Insurers to face challenges, but sector to grow: Survey

June 8th, 2011 - 11:43 pm ICT by IANS  

Chennai, June 8 (IANS) Low productivity of individual agents, a high policy lapse rate and lack of experienced personnel are among the challenges that private life insurers in India will have to be contended with over the next couple of years, an industry survey has said.

On the positive side, industry players expect the sector to grow 10-20 percent over the next three years.

According to the survey done by global actuarial consulting firm Milliman, low productivity of agents is a major concern and improving that would involve significant efforts in training and ongoing agent management activities.

The survey said: “It is refreshing to note that most of the respondents expect an ‘improved’ tied agency channel to dominate the distribution scene in the industry, whereas none of the respondents expect the ‘current’ form of agency channel to survive for too long. If this is indeed achieved, there is hope for improvements in areas such as mis-selling, persistency levels, productivity levels and high cost ratios
etc.”

Very few respondents believe that other channels such as employee sales force, direct marketing, tele-marketing and others will be successful, the survey noted.

Queried about the impact of insurance regulator’s guidelines on unit linked insurance policy (ULIP) officials agreed that it is good for the policyholders. They said that the new business volumes would get affected owing to lowering of distributor commission.

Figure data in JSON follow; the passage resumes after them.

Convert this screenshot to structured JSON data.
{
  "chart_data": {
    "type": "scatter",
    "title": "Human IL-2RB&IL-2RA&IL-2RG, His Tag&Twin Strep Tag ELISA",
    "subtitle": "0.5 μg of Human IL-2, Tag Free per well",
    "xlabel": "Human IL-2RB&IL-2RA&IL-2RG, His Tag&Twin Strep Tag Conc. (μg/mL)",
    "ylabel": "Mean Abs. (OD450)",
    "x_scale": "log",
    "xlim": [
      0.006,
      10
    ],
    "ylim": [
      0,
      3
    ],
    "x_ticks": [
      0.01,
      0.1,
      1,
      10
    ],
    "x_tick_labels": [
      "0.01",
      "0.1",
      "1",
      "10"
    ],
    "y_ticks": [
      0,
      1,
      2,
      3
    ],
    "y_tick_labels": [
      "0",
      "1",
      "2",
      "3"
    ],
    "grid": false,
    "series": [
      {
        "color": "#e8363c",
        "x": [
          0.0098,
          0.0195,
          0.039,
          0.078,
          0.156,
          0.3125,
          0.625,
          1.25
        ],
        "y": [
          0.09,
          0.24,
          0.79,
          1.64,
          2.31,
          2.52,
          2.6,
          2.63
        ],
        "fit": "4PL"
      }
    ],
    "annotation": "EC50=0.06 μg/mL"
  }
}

According to survey respondents, distributors would have to be adequately compensated failing which products that offer better value for money for policyholders will not reach them.

The majority of the respondents expect the proportion of new business from ULIPs to be between 25 percent and 50 percent in the future.

According to the survey, more than 30 percent of the respondent felt that Indian market is big enough to accommodate more life insurers while 25 percent respondent feels the number of players will come down to 20 from the current 23 over the next five years.

According to the survey, even after 10 years of the existence of private sector players the industry faces the challenge of lack of experienced professionals.